Tapi anak kecil ini terdiam ketakutan di pinggir jendela kamarnya yang sudah terbuka. Loncat nggak, loncat nggak? Begitu pikirannya. Sementara api sudah mulai merembet ke pinggiran jendela.

Heiiii Nak! Papa di bawah siap menyelamatkan kamu. Ayo loncatlah segera! Ada jaring-jaring di bawah yang menopangmu. Ayoooo….Tidak banyak waktu lagi Nak!” Tiba-tiba muncul suara yang ia sangat kenal. 

Secepat kilat anak kecil itu melompat. Singkat cerita ia terselamatkan. Dan diketahui anak itu ternyata tuna netra. Ia tidak bisa melihat bahwa ada jaring-jaring penyelamat di bawah.

Tentu saja ia tidak percaya akan suara para pemadam kebakaran yang tidak pernah ia kenal sebelumnya. Iya kalau bener, gitu pikirnya. Lha kalau boong’an kan mati hancur di lantai dasar.

Seperti itu kan pergumulan kita? Rasa kuatirmu yang mendalam, membuat engkau tak mau bergerak. Diam saja. 

Engkau tak tahu jalan ke depan se-ngeri seperti apa. Atau sebaliknya, seindah seperti apa.

Tapi ketika kita tahu suaraNya. Kita kenali Dia lewat FirmanNya.
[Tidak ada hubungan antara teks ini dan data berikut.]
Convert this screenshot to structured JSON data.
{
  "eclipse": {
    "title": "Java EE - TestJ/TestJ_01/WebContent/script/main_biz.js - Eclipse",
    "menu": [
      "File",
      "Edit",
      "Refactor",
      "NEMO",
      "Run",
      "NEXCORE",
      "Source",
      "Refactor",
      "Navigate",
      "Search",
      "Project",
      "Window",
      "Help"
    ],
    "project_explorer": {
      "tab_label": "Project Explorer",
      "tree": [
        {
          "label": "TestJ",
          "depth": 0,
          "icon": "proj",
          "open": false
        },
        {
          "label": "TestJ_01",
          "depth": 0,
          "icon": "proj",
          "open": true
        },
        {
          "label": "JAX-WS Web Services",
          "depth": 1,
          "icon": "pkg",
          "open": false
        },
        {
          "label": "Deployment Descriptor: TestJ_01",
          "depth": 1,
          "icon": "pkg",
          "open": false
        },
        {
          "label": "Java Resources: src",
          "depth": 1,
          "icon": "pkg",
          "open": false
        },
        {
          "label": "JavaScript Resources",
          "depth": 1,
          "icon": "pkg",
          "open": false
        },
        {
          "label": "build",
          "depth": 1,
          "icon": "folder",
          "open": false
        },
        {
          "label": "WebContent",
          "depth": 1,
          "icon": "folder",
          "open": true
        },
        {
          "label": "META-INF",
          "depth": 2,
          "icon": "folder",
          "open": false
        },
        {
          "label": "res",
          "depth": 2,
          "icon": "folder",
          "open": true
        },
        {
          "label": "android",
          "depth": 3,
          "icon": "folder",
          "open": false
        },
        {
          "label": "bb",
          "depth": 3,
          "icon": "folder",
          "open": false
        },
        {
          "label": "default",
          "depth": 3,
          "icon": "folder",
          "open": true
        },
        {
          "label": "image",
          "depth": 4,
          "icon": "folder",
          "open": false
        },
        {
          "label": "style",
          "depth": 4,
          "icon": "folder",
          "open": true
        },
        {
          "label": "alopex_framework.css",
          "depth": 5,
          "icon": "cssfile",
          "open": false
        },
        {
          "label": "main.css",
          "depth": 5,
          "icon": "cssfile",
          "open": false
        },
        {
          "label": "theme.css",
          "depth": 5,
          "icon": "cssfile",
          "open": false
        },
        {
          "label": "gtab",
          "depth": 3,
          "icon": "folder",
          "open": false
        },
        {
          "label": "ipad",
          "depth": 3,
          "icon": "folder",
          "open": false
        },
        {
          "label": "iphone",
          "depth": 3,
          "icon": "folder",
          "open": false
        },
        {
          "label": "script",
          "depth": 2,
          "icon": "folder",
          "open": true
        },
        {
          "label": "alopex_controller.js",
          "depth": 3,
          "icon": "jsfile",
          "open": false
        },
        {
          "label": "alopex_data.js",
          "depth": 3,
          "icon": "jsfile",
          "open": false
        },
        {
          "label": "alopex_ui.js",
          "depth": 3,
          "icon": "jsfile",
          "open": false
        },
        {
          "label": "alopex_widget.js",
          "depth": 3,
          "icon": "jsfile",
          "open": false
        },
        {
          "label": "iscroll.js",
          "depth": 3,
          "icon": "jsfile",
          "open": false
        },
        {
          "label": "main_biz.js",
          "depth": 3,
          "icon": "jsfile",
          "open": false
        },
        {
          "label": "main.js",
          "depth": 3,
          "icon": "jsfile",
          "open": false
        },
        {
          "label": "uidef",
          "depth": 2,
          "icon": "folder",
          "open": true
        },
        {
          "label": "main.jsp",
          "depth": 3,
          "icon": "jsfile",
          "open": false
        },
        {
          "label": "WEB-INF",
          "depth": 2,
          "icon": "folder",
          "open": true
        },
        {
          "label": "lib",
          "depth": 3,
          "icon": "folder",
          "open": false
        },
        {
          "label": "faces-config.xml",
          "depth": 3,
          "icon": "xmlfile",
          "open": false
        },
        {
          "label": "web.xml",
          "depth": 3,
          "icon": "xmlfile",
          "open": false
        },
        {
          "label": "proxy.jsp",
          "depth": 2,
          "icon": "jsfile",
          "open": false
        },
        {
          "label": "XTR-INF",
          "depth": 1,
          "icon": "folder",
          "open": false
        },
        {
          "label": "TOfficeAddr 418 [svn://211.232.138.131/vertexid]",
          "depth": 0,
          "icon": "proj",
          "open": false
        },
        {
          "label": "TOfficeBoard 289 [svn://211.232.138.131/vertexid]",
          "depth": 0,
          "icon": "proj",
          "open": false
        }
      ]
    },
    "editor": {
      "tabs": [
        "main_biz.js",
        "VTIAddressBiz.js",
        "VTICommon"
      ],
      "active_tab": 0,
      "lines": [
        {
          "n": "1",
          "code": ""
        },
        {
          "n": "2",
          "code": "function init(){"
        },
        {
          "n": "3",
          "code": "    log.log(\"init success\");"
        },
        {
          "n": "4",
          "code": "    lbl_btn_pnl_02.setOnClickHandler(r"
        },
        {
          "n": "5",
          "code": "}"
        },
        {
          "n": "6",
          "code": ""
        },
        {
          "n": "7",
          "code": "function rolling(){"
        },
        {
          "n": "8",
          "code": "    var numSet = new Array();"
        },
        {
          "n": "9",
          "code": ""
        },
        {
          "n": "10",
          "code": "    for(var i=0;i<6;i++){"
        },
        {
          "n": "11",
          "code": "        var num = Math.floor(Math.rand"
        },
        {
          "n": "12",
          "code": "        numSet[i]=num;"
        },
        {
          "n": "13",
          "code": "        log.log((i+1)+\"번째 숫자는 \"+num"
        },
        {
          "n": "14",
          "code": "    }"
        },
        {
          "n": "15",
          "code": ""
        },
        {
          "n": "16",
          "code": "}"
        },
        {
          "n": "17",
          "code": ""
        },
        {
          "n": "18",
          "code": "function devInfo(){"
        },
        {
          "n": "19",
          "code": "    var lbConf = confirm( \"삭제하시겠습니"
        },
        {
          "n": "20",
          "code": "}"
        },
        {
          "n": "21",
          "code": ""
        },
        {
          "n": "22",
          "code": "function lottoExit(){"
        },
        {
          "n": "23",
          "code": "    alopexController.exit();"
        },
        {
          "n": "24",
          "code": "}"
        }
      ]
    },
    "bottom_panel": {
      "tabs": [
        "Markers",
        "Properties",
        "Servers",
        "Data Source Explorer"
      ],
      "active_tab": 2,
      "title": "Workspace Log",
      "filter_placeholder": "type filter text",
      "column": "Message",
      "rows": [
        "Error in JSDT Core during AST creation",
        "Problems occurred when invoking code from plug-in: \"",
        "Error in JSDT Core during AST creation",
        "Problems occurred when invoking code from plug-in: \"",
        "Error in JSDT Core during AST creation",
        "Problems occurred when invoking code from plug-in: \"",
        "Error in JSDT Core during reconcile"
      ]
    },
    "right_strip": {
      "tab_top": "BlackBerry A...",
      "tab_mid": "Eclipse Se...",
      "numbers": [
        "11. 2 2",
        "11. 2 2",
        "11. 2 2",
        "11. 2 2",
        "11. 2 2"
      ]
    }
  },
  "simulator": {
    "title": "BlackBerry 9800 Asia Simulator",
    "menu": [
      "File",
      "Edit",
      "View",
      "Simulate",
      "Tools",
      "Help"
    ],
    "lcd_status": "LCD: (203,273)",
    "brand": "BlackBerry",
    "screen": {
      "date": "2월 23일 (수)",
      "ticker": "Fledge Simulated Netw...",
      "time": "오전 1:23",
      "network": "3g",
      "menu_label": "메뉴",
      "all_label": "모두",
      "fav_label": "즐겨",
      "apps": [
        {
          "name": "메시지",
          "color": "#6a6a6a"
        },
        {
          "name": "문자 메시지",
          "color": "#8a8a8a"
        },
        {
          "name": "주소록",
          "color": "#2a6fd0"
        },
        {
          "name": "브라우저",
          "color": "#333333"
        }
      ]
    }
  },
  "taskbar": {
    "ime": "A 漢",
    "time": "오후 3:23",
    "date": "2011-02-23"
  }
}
Tentu saja tak ada lagi keraguan untuk kita bergerak melangkah dengan iman, sesuai dengan kehendak FirmanNya.

Di foto ini, karena usianya sudah 90 tahun, Mama saya sudah tak terlalu jelas lagi melihat pandangan ke depan. Saya perlu gandeng Mama untuk mengarahkan. Ada saatnya lurus, ada saatnya belok. Kadang harus naik tangga, kadang turun tangga.

Mama pasti nurut saja. Kan gak mungkin anaknya mencelakakan dia?

Demikian pula Tuhan kita, Teman! Mana mungkin IA mengarahkan kita ke jalan keliru yang membuat kita jatuh. Percaya saja Lur!